# Applying Machine Learning to Exoplanet Candidate Classification

### Data produced by the NASA Exoplanet Archive  http://exoplanetarchive.ipac.caltech.edu

Data used for prediction model:
* koi_period:     Orbital Period [days]
* koi_time0bk:    Transit Epoch [BKJD]
* koi_impact:     Impact Parameter
* koi_duration:   Transit Duration [hrs]
* koi_depth:      Transit Depth [ppm]
* koi_prad:       Planetary Radius [Earth radii]
* koi_teq:        Equilibrium Temperature [K]
* koi_insol:      Insolation Flux [Earth flux]
* koi_model_snr:  Transit Signal-to-Noise
* koi_steff:      Stellar Effective Temperature [K]
* koi_slogg:      Stellar Surface Gravity [log10(cm/s**2)]
* koi_srad:       Stellar Radius [Solar radii]

In [1]:
#initialize machine learning tool H2O.ai
import h2o
import pandas as pd
h2o.init(nthreads = 1, max_mem_size=8)

Checking whether there is an H2O instance running at http://localhost:54321..... not found.
Attempting to start a local H2O server...
  Java Version: openjdk version "1.8.0_131"; OpenJDK Runtime Environment (build 1.8.0_131-8u131-b11-0ubuntu1.16.04.2-b11); OpenJDK 64-Bit Server VM (build 25.131-b11, mixed mode)
  Starting server from /usr/local/lib/python2.7/dist-packages/h2o/backend/bin/h2o.jar
  Ice root: /tmp/tmp62qYQe
  JVM stdout: /tmp/tmp62qYQe/h2o_root_started_from_python.out
  JVM stderr: /tmp/tmp62qYQe/h2o_root_started_from_python.err
  Server is running at http://127.0.0.1:54321
Connecting to H2O server at http://127.0.0.1:54321... successful.


0,1
H2O cluster uptime:,02 secs
H2O cluster version:,3.10.4.8
H2O cluster version age:,1 month and 1 day
H2O cluster name:,H2O_from_python_root_8b08d9
H2O cluster total nodes:,1
H2O cluster free memory:,7.111 Gb
H2O cluster total cores:,4
H2O cluster allowed cores:,1
H2O cluster status:,"accepting new members, healthy"
H2O connection url:,http://127.0.0.1:54321


## Training Data: Already Classified Exoplanets

Exoplanets that are already classified as "CONFIRMED" or "FALSE POSITIVES" are used to train the machine learning algorithm

In [2]:
exoplanets_csv = "data/exoplanet_results.csv"
data = h2o.import_file(exoplanets_csv)

Parse progress: |█████████████████████████████████████████████████████████| 100%


In [3]:
#Using classification as binary factor, outputs possible factors
data['koi_disposition'] = data['koi_disposition'].asfactor()
data['koi_disposition'].levels()

[['CONFIRMED', 'FALSE POSITIVE']]

We split the data into three sets - a training set, a validation set, and a testing set.
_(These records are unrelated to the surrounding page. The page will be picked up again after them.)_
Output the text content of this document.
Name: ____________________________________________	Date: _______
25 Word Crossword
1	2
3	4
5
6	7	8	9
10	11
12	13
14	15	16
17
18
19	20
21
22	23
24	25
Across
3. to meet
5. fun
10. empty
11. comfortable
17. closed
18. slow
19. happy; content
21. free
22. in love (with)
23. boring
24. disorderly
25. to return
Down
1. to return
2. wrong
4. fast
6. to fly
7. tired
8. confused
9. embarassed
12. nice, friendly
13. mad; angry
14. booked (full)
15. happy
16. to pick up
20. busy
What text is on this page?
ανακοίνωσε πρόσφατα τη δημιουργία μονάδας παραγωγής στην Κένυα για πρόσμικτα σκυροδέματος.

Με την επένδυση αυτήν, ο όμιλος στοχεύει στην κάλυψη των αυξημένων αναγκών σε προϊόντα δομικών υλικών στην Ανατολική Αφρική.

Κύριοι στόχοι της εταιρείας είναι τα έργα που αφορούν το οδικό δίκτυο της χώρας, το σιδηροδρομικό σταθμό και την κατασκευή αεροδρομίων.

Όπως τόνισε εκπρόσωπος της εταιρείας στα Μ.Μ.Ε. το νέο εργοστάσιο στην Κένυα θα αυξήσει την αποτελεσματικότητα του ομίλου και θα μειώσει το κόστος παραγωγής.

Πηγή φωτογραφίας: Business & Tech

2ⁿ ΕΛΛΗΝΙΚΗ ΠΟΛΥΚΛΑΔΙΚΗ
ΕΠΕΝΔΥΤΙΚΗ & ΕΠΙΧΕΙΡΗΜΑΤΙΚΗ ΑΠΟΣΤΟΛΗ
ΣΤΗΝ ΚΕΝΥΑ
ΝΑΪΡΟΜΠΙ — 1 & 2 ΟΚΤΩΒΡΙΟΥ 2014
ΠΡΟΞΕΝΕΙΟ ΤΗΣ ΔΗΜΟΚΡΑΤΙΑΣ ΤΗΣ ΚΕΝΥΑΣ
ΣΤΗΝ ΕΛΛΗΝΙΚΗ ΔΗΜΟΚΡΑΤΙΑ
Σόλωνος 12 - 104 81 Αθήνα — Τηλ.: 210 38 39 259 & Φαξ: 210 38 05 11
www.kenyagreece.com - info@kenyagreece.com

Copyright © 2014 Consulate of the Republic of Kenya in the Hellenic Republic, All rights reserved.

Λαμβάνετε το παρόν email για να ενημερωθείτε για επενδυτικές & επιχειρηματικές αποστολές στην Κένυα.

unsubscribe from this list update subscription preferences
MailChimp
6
The training set is used to actual train the model. The validation set is used to select the best model for the applicable data set. The test set is used to determine the accuracy of the model

In [4]:
splits = data.split_frame(ratios=[0.7, 0.15], seed=1)  

train = splits[0]
valid = splits[1]
test = splits[2]

In [5]:
#note that these sets are not even. h2oai uses a seed to maintain some variability
print train.nrow
print valid.nrow
print test.nrow

5150
1066
1100


In [6]:
y = 'koi_disposition'
x = list(data.columns)

In [7]:
#remove columns not used for prediction model
x.remove(y)  #remove the response
x.remove('rowid') 
x.remove('kepid')
x.remove('kepoi_name')
x.remove('kepler_name')

## First Model: Generalized Logistic Regression Model
We first run a test using one of the simplest machine learning method, the generalized linear model. Because this is a binary classification, we use a logistic regression as a classification method. This will give us a test case and some preliminary results. We can implement more advanced techniques later

In [8]:
from h2o.estimators.glm import H2OGeneralizedLinearEstimator

In [9]:
#Simple GLM
glm_fit1 = H2OGeneralizedLinearEstimator(family='binomial', model_id='glm_fit1')

In [10]:
glm_fit1.train(x=x, y=y, training_frame=train)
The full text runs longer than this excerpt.